We receive countless calls every day from people wanting our firm to represent them in their criminal cases, but we can only accept a small portion of those cases. Of the cases that we do accept, it is with the understanding that we plan to take the client’s case to trial; however, we also advise our clients that the ultimate decision as to whether a case does go to trial is completely up to them. While we are trial lawyers, we ultimately understand the client must choose the option that they believe to best for themselves.
So that raises a major question. When should a client take a plea deal? As much as I hate to use the typical lawyer answer, it really does depend on quite a few things. First is determining the strength of the prosecution’s case. If the prosecution’s case is so weak that it cannot exclude any and all reasonable doubt, then the case is definitely one that should go to trial. If the case is one in which the prosecution’s evidence is incredibly strong, then obviously that could cause a client to consider pleading guilty.
Still, the question still turns to whether a client should take a plea deal. Really, the answer hinges on whether the plea deal is in the client’s best interests. For example, let’s say that a person is charged with a low-level drug or property crime, and the person is a first-time offender. The prosecution comes at the person with a plea deal, but the catch is that the person will have to serve three years in jail. In that situation, even though the person may not spend a significant amount of time in jail after parole eligibility and earned time kicks in, it still may not be in the person’s best interests to accept that plea deal. It could be that the better choice would be for the client to enter an open plea and try to convince the court to either give no jail time or place the person in an alternative-to-sentencing program, such as drug court or non-adjudication.
But let’s look at it from another angle. Let’s say that a person is charged with capital murder, which carries a maximum penalty of either death or life in prison. The evidence is incredibly strong, and there is a very low likelihood that the person would be able to get a not-guilty verdict. The prosecution decides that it would like to offer a plea deal of 20 years for either manslaughter (which carries a maximum of 20 years) or second-degree murder (which carries a minimum of 20 years and a max of 40 years). Obviously, 20 years is better than life in prison or death; however, if the person was to plead to manslaughter, parole eligibility and earned time could lead to the person being released much earlier (assuming MDOC applies the earned time, but that’s a topic for another day) than if the person was to plead to second-degree murder.
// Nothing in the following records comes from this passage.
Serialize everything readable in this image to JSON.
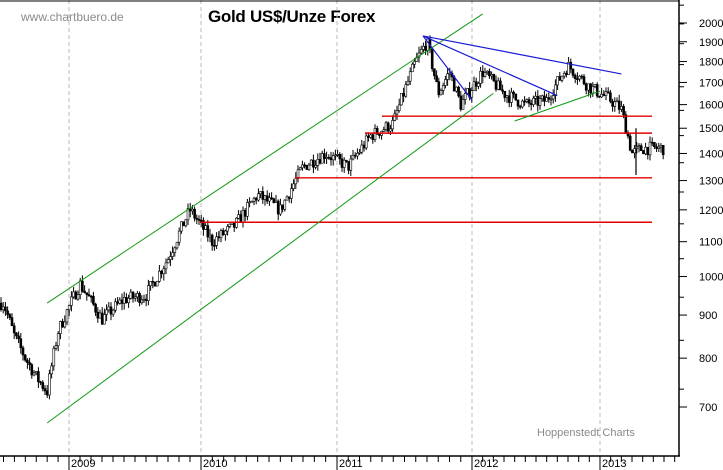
{
  "header": {
    "watermark": "www.chartbuero.de",
    "title": "Gold US$/Unze Forex"
  },
  "footer": {
    "credit": "Hoppenstedt Charts"
  },
  "colors": {
    "candles": "#000000",
    "channel_lines": "#119911",
    "trend_lines": "#1a1ad6",
    "support_lines": "#e00000",
    "grid": "#bbbbbb",
    "axis": "#000000"
  },
  "chart_data": {
    "type": "candlestick",
    "title": "Gold US$/Unze Forex",
    "xlabel": "",
    "ylabel": "",
    "y_scale": "log",
    "ylim": [
      640,
      2100
    ],
    "y_ticks": [
      700,
      800,
      900,
      1000,
      1100,
      1200,
      1300,
      1400,
      1500,
      1600,
      1700,
      1800,
      1900,
      2000
    ],
    "x_ticks": [
      "2009",
      "2010",
      "2011",
      "2012",
      "2013"
    ],
    "grid": "vertical dashed at year boundaries",
    "legend": null,
    "approx_price_path": [
      {
        "t": "2008-07",
        "price": 930
      },
      {
        "t": "2008-08",
        "price": 850
      },
      {
        "t": "2008-09",
        "price": 800
      },
      {
        "t": "2008-10",
        "price": 760
      },
      {
        "t": "2008-11",
        "price": 730
      },
      {
        "t": "2008-12",
        "price": 860
      },
      {
        "t": "2009-02",
        "price": 980
      },
      {
        "t": "2009-04",
        "price": 890
      },
      {
        "t": "2009-06",
        "price": 940
      },
      {
        "t": "2009-08",
        "price": 950
      },
      {
        "t": "2009-10",
        "price": 1050
      },
      {
        "t": "2009-12",
        "price": 1200
      },
      {
        "t": "2010-02",
        "price": 1100
      },
      {
        "t": "2010-04",
        "price": 1150
      },
      {
        "t": "2010-06",
        "price": 1250
      },
      {
        "t": "2010-08",
        "price": 1200
      },
      {
        "t": "2010-10",
        "price": 1350
      },
      {
        "t": "2010-12",
        "price": 1400
      },
      {
        "t": "2011-02",
        "price": 1350
      },
      {
        "t": "2011-04",
        "price": 1470
      },
      {
        "t": "2011-06",
        "price": 1520
      },
      {
        "t": "2011-08",
        "price": 1800
      },
      {
        "t": "2011-09",
        "price": 1900
      },
      {
        "t": "2011-10",
        "price": 1650
      },
      {
        "t": "2011-11",
        "price": 1750
      },
      {
        "t": "2011-12",
        "price": 1600
      },
      {
        "t": "2012-02",
        "price": 1750
      },
      {
        "t": "2012-04",
        "price": 1650
      },
      {
        "t": "2012-06",
        "price": 1600
      },
      {
        "t": "2012-08",
        "price": 1620
      },
      {
        "t": "2012-10",
        "price": 1780
      },
      {
        "t": "2012-12",
        "price": 1680
      },
      {
        "t": "2013-02",
        "price": 1620
      },
      {
        "t": "2013-03",
        "price": 1580
      },
      {
        "t": "2013-04",
        "price": 1400
      },
      {
        "t": "2013-05",
        "price": 1420
      }
    ],
    "annotations": {
      "horizontal_support_lines": [
        1550,
        1480,
        1310,
        1160
      ],
      "channel_lines": [
        {
          "name": "upper-channel",
          "from": {
            "t": "2008-11",
            "price": 930
          },
          "to": {
            "t": "2012-02",
            "price": 2050
          }
        },
        {
          "name": "lower-channel",
          "from": {
            "t": "2008-11",
            "price": 670
          },
          "to": {
            "t": "2012-03",
            "price": 1650
          }
        },
        {
          "name": "short-term-uptrend",
          "from": {
            "t": "2012-05",
            "price": 1530
          },
          "to": {
            "t": "2013-01",
            "price": 1660
          }
        }
      ],
      "downtrend_lines": [
        {
          "name": "long-downtrend",
          "from": {
            "t": "2011-09",
            "price": 1920
          },
          "to": {
            "t": "2013-03",
            "price": 1740
          }
        },
        {
          "name": "mid-downtrend",
          "from": {
            "t": "2011-09",
            "price": 1920
          },
          "to": {
            "t": "2012-09",
            "price": 1640
          }
        },
        {
          "name": "steep-downtrend",
          "from": {
            "t": "2011-09",
            "price": 1920
          },
          "to": {
            "t": "2012-01",
            "price": 1620
          }
        }
      ]
    }
  }
}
For either manslaughter or second-degree murder, it would be in the client’s best interests to plead guilty to avoid a lifetime conviction, but that does not mean that it would be in the client’s best interest to plead guilty to whatever plea deal the that prosecution might offer. Rather, it would be in the client’s best interests for the lawyer to push for either less jail time or for the prosecution to agree to a cap as far as how much time they would seek, which in turn could lead the client to enter an open plea and request that the judge imposes less jail time.My point is this: taking a plea deal is an incredibly important decision. It should never be taken lightly, and the client and lawyer should always make it a point to sit down, talk about the possibilities and potential outcomes, and think outside of the box to get the best possible outcome for the client given the circumstances. At the end of the day, though, whether a client should accept a plea deal is going to depend on the client, and what they feel is in their own best interests.